At the time of delivery, an amnioscopy can also be performed, that is, a test that is performed by the introduction, vaginally, of a metal tube provided with a light that allows illuminate the membranes of the amniotic bag to assess the color of the liquid, in case there is meconium or other problems that put the baby's health at risk.

But its results are not safe, so it is not recommended to do amnioscopy just in cases of risk.

It is important observe the color of the amniotic fluid when water breaks naturally, or if an artificial membrane rupture is made, although this maneuver does not have to be performed routinely; however, it remains one of the most frequent unnecessary interventions in childbirth. The liquid should be light colored, since if it is dyed a greenish color it is a symptom that it contains traces of meconium.

Functions of amniotic fluid

As for its functions, it is important that it be in good condition and in sufficient quantity because the amniotic fluid helps:

  • The fetus to move in the uterus, which allows proper bone growth.
  • To the proper development of the lungs.
  • To maintain a relatively constant temperature around the baby, thus protecting it from heat loss.
  • To protect the baby from external injuries by damping blows or sudden movements.

Amniotic fluid outlet

Amniotic fluid can leave the sac due to a loss or fissure in the amniotic sac or due to water rupture.

  • Losses of amniotic fluid They are detected because the underwear is wetted with an aqueous liquid that flows slowly but steadily, or when making certain movements. It differs from vaginal discharge because it is filamentous. If it occurs towards the end of pregnancy it may be water breakage.

  • It can also happen after an amniocentesis (that's why you have to take a special observation, since there is a risk of infection) or in women with a clinical history of premature rupture of the bag.

  • Water breakage It occurs when the amniotic sac releases its contents, what is known as "water ropmer" or "source break". When this happens during childbirth at the end of pregnancy, it is called "spontaneous rupture of membranes." If the rupture precedes the end of labor, it is called "premature rupture of membranes."

In the investigation of new sources of stem cells it has been proven that the amniotic fluid contains them.
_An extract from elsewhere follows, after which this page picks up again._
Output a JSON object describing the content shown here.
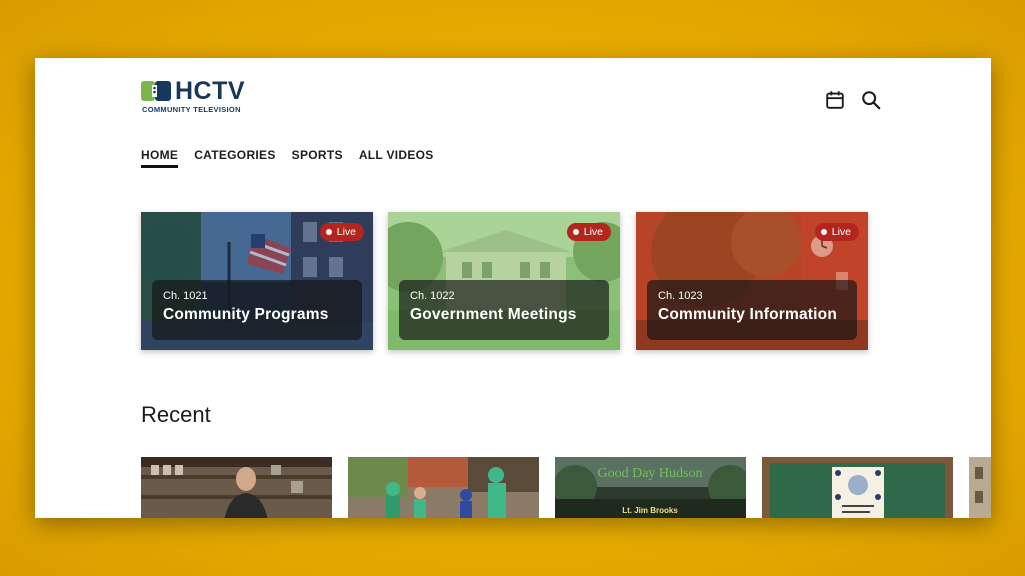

Recent work by a group of researchers led by Anthony Atala of Wake Forest University and a Harvard University team has discovered that amniotic fluid is a source of abundant non-embryonic stem cells.

Soon we will return with other peculiarities about the amniotic fluid, that fluid that surrounds and protects the baby in the womb during pregnancy, which is its protective environment for so many weeks.

Video: What is Amniotic Fluid Made Of? (May 2024).